The RAG chunks view is ready to upsert into Pinecone / Weaviate / Qdrant / pgvector.
Pricing
Pay-Per-Event. You are billed only for what actually runs (after the gates), via Actor.charge():
| Event | Price | When charged |
|---|---|---|
actor_run_start | $0.05 | Once per run, only after the ownership + paid-plan + pilot gates pass. Never on a rejected or free-plan run. |
page_processed | $0.003 | Per page successfully fetched + converted + chunked. Failed pages and robots-disallowed URLs charge $0. |
field_extracted | $0.005 | Per (page × requested field) pair returning a non-null value. Reserved for structured extraction, which is not active in the current run path, so this event is not charged today. |
The developer keeps 80% and Apify keeps 20% (standard Apify 80/20 split).

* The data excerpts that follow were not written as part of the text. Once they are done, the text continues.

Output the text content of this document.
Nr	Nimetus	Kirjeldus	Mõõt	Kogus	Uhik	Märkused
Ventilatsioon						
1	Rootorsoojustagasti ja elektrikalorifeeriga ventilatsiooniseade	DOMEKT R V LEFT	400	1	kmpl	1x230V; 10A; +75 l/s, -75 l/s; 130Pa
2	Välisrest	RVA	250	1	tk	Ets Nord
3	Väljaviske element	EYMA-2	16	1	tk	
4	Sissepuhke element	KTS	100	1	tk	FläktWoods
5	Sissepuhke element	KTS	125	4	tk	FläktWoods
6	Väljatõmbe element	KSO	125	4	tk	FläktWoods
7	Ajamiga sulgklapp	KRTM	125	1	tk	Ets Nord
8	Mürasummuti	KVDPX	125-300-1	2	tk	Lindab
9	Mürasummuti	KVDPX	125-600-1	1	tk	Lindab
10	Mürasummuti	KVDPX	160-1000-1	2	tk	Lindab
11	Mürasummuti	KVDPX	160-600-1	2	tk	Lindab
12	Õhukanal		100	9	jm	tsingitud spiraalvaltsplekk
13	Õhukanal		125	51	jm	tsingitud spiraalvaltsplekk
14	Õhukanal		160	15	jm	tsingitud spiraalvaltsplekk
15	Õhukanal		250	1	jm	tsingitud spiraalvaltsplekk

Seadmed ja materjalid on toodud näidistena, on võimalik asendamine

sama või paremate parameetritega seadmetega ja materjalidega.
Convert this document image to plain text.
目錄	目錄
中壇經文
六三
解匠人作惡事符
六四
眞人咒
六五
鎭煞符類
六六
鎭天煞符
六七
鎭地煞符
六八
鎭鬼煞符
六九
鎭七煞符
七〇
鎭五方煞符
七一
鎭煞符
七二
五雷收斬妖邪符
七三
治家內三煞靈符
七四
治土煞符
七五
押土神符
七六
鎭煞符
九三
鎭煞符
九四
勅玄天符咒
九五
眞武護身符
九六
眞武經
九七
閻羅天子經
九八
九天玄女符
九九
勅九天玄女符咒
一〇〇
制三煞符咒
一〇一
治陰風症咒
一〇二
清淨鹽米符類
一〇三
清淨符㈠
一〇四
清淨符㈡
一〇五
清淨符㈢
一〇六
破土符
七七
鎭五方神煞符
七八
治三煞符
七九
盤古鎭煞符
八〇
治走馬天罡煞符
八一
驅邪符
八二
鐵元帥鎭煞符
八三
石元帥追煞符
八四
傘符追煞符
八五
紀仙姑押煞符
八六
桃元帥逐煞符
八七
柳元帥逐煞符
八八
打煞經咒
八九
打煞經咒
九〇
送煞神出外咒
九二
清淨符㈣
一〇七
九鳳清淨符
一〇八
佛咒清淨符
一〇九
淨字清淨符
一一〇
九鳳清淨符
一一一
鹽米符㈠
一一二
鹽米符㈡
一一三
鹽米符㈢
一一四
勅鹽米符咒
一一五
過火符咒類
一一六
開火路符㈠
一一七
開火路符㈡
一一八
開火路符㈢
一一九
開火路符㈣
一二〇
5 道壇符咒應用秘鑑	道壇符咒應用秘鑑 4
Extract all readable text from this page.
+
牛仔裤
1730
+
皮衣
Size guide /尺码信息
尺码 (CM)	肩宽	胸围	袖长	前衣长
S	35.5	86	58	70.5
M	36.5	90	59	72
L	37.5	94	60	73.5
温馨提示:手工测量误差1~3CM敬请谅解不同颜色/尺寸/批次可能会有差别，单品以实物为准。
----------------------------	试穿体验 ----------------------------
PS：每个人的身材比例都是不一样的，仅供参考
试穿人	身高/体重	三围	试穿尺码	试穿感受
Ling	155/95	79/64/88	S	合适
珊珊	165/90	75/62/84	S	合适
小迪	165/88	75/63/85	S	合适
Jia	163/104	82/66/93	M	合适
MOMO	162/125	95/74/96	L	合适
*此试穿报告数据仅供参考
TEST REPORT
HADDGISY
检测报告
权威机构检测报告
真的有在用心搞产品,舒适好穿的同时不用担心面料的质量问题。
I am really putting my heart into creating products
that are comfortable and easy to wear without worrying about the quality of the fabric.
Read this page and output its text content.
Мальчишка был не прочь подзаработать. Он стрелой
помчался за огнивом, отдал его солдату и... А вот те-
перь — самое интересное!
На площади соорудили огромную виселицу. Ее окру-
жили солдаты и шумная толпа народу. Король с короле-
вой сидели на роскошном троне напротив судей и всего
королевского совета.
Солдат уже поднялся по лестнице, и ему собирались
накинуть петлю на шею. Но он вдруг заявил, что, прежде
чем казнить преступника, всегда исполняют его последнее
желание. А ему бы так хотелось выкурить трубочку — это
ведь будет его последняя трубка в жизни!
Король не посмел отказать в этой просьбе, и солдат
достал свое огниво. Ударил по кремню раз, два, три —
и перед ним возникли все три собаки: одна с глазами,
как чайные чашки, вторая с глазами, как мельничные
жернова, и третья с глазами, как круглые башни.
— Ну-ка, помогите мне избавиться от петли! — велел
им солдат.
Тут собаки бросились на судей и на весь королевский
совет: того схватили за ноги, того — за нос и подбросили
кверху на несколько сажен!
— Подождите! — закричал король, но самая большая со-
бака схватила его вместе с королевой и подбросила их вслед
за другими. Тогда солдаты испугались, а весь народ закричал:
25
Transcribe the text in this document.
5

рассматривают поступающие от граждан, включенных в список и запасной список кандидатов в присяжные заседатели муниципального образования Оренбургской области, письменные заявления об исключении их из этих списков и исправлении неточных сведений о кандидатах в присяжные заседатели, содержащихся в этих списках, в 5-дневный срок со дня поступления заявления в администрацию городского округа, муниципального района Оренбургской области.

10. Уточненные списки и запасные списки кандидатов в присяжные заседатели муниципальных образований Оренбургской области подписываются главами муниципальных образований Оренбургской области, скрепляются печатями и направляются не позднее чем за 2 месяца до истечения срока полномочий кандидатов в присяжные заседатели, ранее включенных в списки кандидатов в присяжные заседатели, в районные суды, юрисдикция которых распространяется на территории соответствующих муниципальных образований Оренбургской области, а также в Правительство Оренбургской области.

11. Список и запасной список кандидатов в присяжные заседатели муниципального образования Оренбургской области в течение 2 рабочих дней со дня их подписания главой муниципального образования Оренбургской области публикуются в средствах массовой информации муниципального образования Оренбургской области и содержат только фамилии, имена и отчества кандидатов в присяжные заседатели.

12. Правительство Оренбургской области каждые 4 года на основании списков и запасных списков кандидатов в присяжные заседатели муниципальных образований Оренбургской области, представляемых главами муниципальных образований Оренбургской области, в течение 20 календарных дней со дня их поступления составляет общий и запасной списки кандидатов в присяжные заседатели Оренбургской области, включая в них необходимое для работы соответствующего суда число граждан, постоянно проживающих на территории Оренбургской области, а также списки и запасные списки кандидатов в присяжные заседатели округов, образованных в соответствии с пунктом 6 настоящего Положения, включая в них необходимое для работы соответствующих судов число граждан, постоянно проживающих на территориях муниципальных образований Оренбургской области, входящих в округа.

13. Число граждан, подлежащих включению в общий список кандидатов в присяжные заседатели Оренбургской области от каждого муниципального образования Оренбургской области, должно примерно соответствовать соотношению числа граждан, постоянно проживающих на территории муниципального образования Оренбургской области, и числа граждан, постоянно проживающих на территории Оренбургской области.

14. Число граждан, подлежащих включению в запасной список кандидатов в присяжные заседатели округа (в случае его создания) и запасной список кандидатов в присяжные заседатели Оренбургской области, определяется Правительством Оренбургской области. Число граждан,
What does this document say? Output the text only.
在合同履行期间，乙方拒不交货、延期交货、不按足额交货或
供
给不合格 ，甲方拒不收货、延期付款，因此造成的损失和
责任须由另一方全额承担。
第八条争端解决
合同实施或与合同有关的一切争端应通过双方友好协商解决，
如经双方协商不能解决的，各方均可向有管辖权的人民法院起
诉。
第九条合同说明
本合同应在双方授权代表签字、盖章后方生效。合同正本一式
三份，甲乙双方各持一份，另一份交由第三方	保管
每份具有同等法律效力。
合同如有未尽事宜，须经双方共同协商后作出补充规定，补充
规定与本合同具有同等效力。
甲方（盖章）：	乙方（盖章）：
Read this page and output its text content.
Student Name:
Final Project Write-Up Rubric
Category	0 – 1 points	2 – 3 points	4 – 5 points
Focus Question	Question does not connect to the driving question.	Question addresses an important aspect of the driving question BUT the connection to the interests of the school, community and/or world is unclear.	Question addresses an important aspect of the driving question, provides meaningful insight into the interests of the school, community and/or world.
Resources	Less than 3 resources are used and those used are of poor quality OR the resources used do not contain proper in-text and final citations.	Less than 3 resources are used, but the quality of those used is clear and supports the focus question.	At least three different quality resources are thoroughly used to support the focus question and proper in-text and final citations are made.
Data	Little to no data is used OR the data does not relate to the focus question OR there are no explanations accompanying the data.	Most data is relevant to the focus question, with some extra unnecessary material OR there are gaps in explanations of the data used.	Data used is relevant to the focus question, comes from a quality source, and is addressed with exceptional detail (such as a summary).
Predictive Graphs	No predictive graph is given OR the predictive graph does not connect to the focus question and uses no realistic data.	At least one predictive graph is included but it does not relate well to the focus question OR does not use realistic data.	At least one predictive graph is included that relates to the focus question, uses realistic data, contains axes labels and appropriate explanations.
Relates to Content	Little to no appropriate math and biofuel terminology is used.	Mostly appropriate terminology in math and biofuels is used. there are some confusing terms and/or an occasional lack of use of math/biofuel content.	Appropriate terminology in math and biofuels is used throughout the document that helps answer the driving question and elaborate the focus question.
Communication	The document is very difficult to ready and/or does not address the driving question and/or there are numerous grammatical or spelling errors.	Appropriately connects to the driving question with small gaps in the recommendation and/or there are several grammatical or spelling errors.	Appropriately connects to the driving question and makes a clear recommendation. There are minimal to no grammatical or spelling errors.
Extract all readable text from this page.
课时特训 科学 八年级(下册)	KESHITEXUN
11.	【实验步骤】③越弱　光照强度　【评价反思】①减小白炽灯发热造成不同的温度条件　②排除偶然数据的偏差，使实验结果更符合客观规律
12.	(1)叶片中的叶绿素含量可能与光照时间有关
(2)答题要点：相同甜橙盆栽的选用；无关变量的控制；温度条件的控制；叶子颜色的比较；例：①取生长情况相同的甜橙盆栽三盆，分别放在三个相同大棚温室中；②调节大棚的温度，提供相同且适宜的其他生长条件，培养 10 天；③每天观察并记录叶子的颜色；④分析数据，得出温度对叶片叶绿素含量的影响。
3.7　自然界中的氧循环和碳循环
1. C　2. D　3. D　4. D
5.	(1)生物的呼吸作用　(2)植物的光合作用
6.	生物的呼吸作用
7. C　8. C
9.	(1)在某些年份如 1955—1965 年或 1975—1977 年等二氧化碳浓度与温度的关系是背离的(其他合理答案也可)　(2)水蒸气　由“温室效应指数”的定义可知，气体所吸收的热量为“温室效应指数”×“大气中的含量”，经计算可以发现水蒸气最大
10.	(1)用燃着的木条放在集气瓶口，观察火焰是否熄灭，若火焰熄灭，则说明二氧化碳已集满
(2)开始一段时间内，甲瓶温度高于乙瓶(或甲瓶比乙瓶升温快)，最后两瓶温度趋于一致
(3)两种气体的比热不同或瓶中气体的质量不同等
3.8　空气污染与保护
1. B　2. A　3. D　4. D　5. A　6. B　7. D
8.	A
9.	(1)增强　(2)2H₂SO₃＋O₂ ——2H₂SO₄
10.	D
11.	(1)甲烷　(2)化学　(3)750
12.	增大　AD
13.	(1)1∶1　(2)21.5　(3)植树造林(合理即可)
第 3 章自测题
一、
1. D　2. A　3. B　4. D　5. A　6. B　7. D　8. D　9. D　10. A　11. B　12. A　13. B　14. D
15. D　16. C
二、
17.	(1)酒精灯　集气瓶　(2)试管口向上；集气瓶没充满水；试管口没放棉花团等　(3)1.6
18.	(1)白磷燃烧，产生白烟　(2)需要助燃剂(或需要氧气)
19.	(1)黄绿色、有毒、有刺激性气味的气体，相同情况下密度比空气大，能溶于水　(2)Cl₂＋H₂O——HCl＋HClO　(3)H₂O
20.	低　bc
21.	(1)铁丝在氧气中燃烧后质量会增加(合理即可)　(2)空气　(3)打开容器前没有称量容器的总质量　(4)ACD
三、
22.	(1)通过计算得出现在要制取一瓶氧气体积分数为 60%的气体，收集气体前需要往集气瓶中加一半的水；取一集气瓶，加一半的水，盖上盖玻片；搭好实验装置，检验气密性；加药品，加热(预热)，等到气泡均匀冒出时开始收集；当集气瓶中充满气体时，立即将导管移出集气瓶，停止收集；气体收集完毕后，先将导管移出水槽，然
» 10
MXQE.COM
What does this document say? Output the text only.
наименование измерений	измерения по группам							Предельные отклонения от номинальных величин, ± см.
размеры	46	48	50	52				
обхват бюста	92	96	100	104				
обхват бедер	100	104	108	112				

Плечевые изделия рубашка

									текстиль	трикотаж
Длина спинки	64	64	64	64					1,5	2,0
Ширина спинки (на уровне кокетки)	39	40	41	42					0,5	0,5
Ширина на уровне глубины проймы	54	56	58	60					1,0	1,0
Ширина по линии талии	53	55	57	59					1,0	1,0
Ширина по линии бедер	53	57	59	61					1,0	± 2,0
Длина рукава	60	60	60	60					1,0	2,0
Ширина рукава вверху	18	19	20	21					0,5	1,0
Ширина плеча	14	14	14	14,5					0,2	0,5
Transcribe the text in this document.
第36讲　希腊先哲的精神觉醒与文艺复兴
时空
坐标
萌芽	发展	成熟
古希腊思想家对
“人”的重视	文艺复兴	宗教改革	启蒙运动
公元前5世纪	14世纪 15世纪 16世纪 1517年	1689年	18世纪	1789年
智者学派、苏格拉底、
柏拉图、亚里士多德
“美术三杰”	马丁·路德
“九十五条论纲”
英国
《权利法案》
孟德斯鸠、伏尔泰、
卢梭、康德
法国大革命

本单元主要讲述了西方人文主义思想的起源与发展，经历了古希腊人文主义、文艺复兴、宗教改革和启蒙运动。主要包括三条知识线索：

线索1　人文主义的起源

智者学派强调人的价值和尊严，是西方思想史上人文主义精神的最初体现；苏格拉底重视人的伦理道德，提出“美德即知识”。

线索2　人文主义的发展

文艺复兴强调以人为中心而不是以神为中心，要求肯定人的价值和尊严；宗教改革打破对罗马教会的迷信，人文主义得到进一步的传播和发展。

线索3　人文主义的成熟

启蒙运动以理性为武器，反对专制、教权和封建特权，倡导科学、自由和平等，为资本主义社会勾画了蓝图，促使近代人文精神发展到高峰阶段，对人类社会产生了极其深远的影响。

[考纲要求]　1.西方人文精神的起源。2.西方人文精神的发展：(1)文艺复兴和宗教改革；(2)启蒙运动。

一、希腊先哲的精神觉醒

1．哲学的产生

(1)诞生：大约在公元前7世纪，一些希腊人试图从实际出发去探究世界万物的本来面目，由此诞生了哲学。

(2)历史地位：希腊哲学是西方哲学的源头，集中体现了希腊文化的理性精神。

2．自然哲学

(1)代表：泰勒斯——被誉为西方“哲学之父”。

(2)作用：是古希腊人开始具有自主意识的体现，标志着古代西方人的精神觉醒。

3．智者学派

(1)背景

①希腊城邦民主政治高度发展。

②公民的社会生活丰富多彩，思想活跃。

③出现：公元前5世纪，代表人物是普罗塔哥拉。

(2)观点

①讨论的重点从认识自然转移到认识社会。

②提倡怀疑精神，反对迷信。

Example run cost — 100 owned pages, RAG mode:
$0.05 + (100 × $0.003) = $0.35.
Why this Actor
- Deterministic & idempotent. Cleaning and chunking are pure and byte-stable: identical input produces identical chunks and identical
sha256content hashes — safe re-runs, safe vector-store de-duplication. - Ownership-gated and robots-compliant by design. A mandatory ownership/authorization attestation rejects unauthorized runs before any fetch (zero billing), and
robots.txtis forced on and cannot be disabled. - Paid-plan only, fail-closed billing. Default-deny until a paid plan is confirmed; failed and robots-disallowed pages charge $0.
- Embeddings-ready output with token bounds. Chunks carry heading lineage and a token estimate that never exceeds your
maxTokens, in a schema with a prebuilt view for Pinecone / Weaviate / Qdrant / pgvector.
About
This Actor is AI-authored and operated under the publisher's LLC. Actor.charge() is the only billing path and it bills the customer only — the Actor has no payout or money-out capability; revenue settlement is handled entirely by Apify's monetization rail.